Overview

Ferrosketch was inspired by the Ferrolic ferrofluid display. The goal is to move ferrofluid with electromagnets.

The device has six subsystems: Display Box, Fluid, Solenoids, Frame, Drive Electronics, Network. Creating the device required the following skills learned during MAS863: Laser Cutting, Acrylic Welding, 3d Printing, Coil Winding, Board design and fabrication, Programming (ATTiny and PSoC).

Water-Tight Box

The front of the display is made of acrylic, laser-cut and then chemically bonded together. This is intended to make a water-tight seal.

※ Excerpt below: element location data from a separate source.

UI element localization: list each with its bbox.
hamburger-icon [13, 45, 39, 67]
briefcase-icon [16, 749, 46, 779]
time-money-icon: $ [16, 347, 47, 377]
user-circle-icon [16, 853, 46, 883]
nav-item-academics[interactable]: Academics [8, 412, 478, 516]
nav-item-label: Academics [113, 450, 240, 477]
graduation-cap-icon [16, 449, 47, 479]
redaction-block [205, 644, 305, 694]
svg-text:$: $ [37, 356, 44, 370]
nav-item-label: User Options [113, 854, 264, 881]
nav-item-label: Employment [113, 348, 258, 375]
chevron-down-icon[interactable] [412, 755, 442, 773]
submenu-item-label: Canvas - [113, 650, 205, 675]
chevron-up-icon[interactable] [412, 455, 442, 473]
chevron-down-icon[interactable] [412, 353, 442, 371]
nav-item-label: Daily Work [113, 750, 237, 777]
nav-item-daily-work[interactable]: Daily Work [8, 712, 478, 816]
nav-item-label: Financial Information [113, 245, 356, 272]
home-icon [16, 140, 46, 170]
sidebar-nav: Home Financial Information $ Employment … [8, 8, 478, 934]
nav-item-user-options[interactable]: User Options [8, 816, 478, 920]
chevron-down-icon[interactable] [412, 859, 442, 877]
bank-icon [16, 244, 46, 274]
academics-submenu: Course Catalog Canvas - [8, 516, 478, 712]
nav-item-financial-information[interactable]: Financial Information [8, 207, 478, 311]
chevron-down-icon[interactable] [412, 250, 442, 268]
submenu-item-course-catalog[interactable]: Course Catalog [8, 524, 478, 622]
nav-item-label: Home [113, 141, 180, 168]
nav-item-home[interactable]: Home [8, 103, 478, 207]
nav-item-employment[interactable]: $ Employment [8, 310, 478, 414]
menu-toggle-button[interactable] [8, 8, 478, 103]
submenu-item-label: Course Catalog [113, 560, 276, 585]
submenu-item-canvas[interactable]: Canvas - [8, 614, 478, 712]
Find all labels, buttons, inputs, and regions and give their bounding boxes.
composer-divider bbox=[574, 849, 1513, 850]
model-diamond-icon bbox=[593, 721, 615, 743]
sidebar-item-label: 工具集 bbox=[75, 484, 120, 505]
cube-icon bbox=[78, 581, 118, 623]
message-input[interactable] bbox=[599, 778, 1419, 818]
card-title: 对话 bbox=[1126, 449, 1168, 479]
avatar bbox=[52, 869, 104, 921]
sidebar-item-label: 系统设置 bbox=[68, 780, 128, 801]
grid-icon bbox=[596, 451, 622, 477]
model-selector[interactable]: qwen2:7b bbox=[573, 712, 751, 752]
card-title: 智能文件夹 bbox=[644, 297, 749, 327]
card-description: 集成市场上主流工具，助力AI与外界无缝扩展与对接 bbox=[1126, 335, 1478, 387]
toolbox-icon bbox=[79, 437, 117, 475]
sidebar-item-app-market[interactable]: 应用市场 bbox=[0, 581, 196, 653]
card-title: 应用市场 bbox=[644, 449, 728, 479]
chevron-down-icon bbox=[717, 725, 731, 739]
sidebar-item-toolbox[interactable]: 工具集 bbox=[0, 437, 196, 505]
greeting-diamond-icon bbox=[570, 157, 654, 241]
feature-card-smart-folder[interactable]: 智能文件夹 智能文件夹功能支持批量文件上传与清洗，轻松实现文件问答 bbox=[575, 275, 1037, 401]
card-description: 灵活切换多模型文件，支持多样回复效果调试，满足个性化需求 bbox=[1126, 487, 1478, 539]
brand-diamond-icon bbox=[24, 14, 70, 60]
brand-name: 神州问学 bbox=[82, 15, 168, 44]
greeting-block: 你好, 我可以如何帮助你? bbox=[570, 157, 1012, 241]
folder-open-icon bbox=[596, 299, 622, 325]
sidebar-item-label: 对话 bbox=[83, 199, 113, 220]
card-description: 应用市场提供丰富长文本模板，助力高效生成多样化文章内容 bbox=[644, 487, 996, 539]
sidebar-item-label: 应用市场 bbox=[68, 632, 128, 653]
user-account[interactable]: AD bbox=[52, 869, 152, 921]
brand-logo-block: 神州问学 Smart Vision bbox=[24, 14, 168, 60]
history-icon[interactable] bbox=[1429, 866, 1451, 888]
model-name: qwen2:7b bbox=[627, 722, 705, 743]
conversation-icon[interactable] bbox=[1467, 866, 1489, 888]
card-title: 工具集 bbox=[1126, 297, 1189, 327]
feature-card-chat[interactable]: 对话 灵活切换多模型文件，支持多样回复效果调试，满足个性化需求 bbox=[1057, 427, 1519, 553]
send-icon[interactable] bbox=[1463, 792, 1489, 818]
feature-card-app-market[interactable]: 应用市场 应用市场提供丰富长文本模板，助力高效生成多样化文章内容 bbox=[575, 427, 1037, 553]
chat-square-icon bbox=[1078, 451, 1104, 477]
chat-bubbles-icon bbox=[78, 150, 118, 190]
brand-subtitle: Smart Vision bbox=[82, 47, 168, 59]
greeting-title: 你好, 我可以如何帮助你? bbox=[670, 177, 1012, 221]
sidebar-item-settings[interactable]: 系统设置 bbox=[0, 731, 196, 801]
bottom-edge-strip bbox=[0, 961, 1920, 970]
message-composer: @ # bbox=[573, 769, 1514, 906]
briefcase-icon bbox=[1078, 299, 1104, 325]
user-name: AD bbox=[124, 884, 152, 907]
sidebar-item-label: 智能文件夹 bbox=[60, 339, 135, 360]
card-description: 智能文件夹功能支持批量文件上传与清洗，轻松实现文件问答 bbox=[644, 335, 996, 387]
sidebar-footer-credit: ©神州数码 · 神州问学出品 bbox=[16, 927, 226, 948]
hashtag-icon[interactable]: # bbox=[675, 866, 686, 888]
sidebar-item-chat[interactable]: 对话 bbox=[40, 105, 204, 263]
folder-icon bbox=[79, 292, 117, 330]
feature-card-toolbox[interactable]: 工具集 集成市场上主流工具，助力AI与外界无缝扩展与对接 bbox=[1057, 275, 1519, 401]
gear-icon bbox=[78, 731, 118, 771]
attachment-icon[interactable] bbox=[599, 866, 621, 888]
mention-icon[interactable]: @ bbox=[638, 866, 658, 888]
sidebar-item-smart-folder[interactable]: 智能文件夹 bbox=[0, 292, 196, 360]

I originally intended to use the "press-fit" techniques we learned earlier in the semester, but multiple people warned me off. Acrylic bonding works best on flat surfaces, and any interdigitation just adds potential failure points. Each wall is a simple rectangle.

The face is inset from the walls. This made using the 4-corner clamp relatively easy.

1) Place the front face down flat on the table.
2) Place the 4-corner clamp roughly in place.
3) Put the side walls in. Make sure they are flush with the table.
4) Acrylic cement these joints just enough to make them hold together.
5) Add spacers
6) Place the back face in. This needs to happen before everything fully sets.
7) Acrylic cement the back face. Be thorough!
8) Wait 30 minutes for this round to set.
9) Remove the 4 corner clamp.
10) Flip the piece so the front face is up.
11) Finish cementing the front face joints
12) Cement the side joints.
13) Wait an hour.
14) Water test!

Controlling the flow of the cement was difficult. The best way I found was to use the small syringe to apply the cement, and a separate small metal needle to guide it. Mildly pushing the wall away from the face can encourage whicking. You can see where the cement has whicked if you look from the opposite side.

Four Corner Clamp

Acrylic Cement seeped underneath and ruined the surface finish

Laser Cutting Acrylic

Water Test

Drive Electronics

Solenoid Construction

The original idea of using normal electromagnets was put on hold because it was difficult to create enough field to affect the ferrofluid. Instead, I'm using permanent magnets to move the fluid, and electromagnets to move the permanent magnet.

I chose to use 2 electromagnets driven unidirectionally instead of 2 electromagnets driven bidirectionally. This made winding them more difficult, but saved the use of an H-Bridge (that I hadn't ordered). If I were to re-do this project, I'd likely go with a single bi-directional coil.

I designed a bobbin to hold the three magnets together. The core is hollow to allow the permanent magnet to slide back and forth. There are three fins to hold the electromagnets' windings in place. The fins have additional features to allow wire routing.

I printed these bobbins on the Stratasys because the lathe was not working. It took a bit longer to clean than I expected!

Solenoid Testing

This video is of a successful test after the flux guides (see below) went in.

Surprise Cross Talk!

The magnets in adjacent tubes had too much affect on each other. Moving one magnet would move all the adjacent magnets as well! Sam Calisch suggested creating steel flux guides to isolate the effects. He graciously cut my design on the waterjet.

Retrospective

Here is a video of what I should have done:

This would have been much simpler and much more fun as a single magnet on an X-Y platform instead of coils galore.